Wednesday, June 3, 2015

Guide to Developing High-Quality, Reliable, and Valid Multiple-Choice Assessments Marcy H. Towns

Guide to Developing High-Quality, Reliable, and Valid Multiple-Choice Assessments
Marcy H. Towns
Journal of Chemical Education 2014 91 (9), 1426-1431
DOI: 10.1021/ed500076x

Dr. Marcy Towns is a member of the Department of Chemistry at Purdue University.  She has authored other Journal of Chemical Education articles including another I read on Developing Learning Objectives and Assessment Plans at a Variety of Institutions: Examples and Case Studies which was published in 2010.

In this article, Towns aims to provide faculty some guidelines on creating reliable and valid multiple choice assessment questions.  She finds that this is an important part of the chemistry programs’ efforts to enhance their assessments of student learning.  Much of what she has summarized and synthesized as a guide in this article came from other works of reference whose content she has adapted for chemistry faculty use.

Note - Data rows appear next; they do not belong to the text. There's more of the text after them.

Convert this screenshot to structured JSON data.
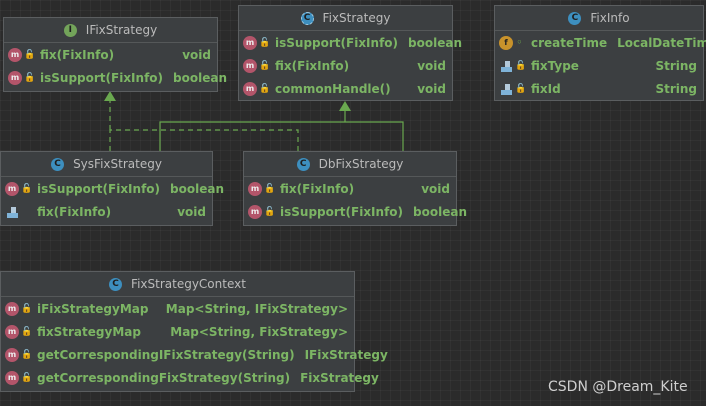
{
  "classes": {
    "ifix": {
      "title": "IFixStrategy",
      "kind": "interface",
      "members": [
        {
          "name": "fix(FixInfo)",
          "type": "void",
          "icon": "method"
        },
        {
          "name": "isSupport(FixInfo)",
          "type": "boolean",
          "icon": "method"
        }
      ]
    },
    "fix": {
      "title": "FixStrategy",
      "kind": "abstract-class",
      "members": [
        {
          "name": "isSupport(FixInfo)",
          "type": "boolean",
          "icon": "method"
        },
        {
          "name": "fix(FixInfo)",
          "type": "void",
          "icon": "method"
        },
        {
          "name": "commonHandle()",
          "type": "void",
          "icon": "method"
        }
      ]
    },
    "info": {
      "title": "FixInfo",
      "kind": "class",
      "members": [
        {
          "name": "createTime",
          "type": "LocalDateTime",
          "icon": "field"
        },
        {
          "name": "fixType",
          "type": "String",
          "icon": "property"
        },
        {
          "name": "fixId",
          "type": "String",
          "icon": "property"
        }
      ]
    },
    "sys": {
      "title": "SysFixStrategy",
      "kind": "class",
      "members": [
        {
          "name": "isSupport(FixInfo)",
          "type": "boolean",
          "icon": "method"
        },
        {
          "name": "fix(FixInfo)",
          "type": "void",
          "icon": "property"
        }
      ]
    },
    "db": {
      "title": "DbFixStrategy",
      "kind": "class",
      "members": [
        {
          "name": "fix(FixInfo)",
          "type": "void",
          "icon": "method"
        },
        {
          "name": "isSupport(FixInfo)",
          "type": "boolean",
          "icon": "method"
        }
      ]
    },
    "ctx": {
      "title": "FixStrategyContext",
      "kind": "class",
      "members": [
        {
          "name": "iFixStrategyMap",
          "type": "Map<String, IFixStrategy>",
          "icon": "method"
        },
        {
          "name": "fixStrategyMap",
          "type": "Map<String, FixStrategy>",
          "icon": "method"
        },
        {
          "name": "getCorrespondingIFixStrategy(String)",
          "type": "IFixStrategy",
          "icon": "method"
        },
        {
          "name": "getCorrespondingFixStrategy(String)",
          "type": "FixStrategy",
          "icon": "method"
        }
      ]
    }
  },
  "watermark": "CSDN @Dream_Kite",
  "colors": {
    "background": "#2b2b2b",
    "box": "#3c3f41",
    "member_text": "#7cb564",
    "edge": "#6aa84f"
  }
}
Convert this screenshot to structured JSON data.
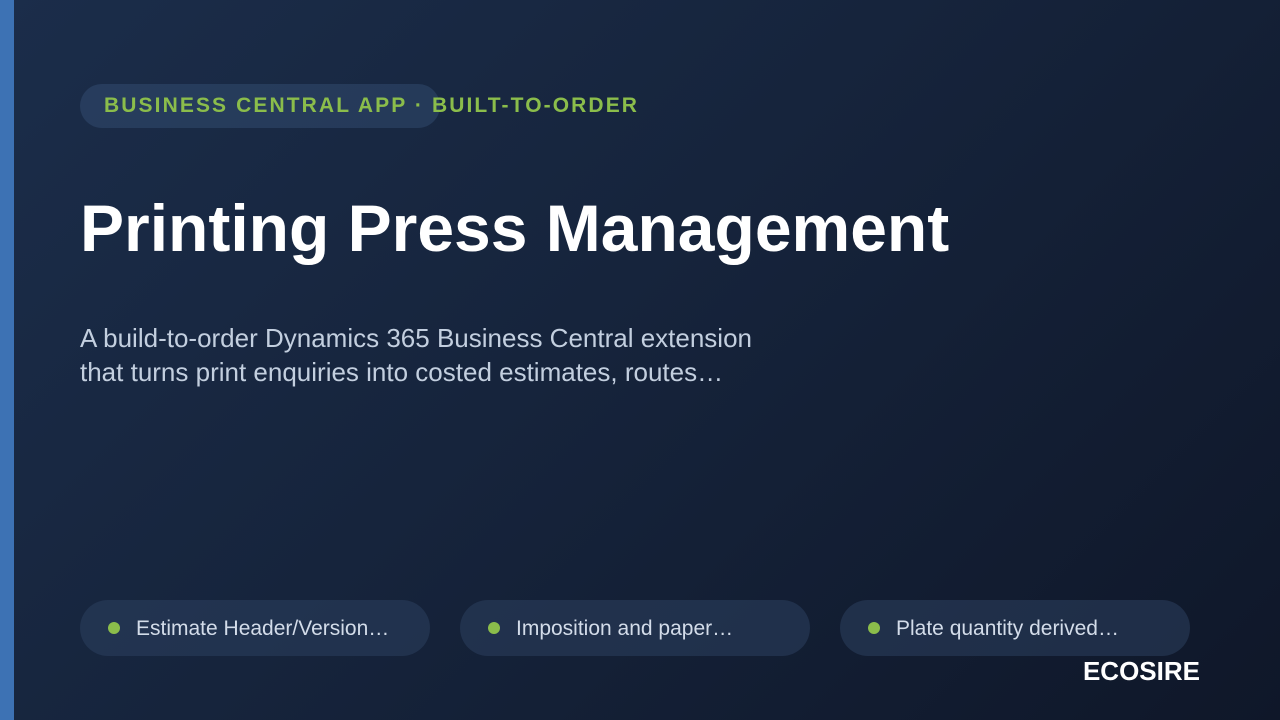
{
  "tag": "BUSINESS CENTRAL APP · BUILT-TO-ORDER",
  "title": "Printing Press Management",
  "subtitle": {
    "line1": "A build-to-order Dynamics 365 Business Central extension",
    "line2": "that turns print enquiries into costed estimates, routes…"
  },
  "features": [
    {
      "label": "Estimate Header/Version…"
    },
    {
      "label": "Imposition and paper…"
    },
    {
      "label": "Plate quantity derived…"
    }
  ],
  "brand": "ECOSIRE",
  "colors": {
    "accent_bar": "#3d72b4",
    "tag_green": "#8bbd4b",
    "bullet_green": "#8bbd4b",
    "title": "#ffffff",
    "subtitle": "#c3cfdf",
    "background_start": "#1b2d4a",
    "background_end": "#0f1729"
  }
}
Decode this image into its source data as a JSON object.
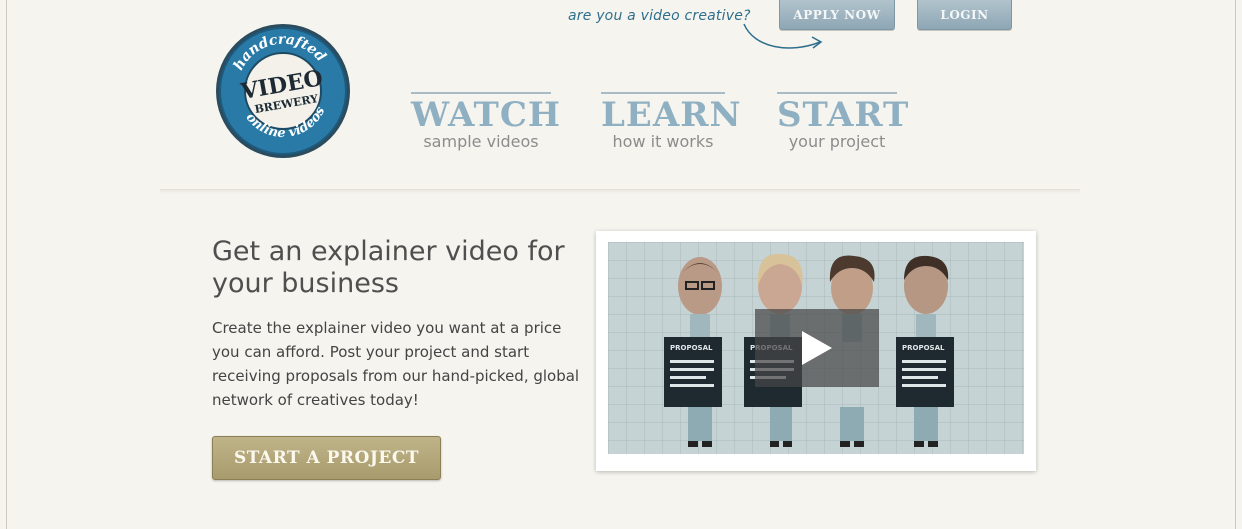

This article has very many useful tips for creating and improving multiple choice items in assessing a learning outcome using a valid and reliable assessment item.  Many of the multiple choice questions I have used are either exact or revised versions from publisher test banks.  I have created original ones as well and I must say that I have committed some of the practices not recommended by the author based on the reference works she consulted.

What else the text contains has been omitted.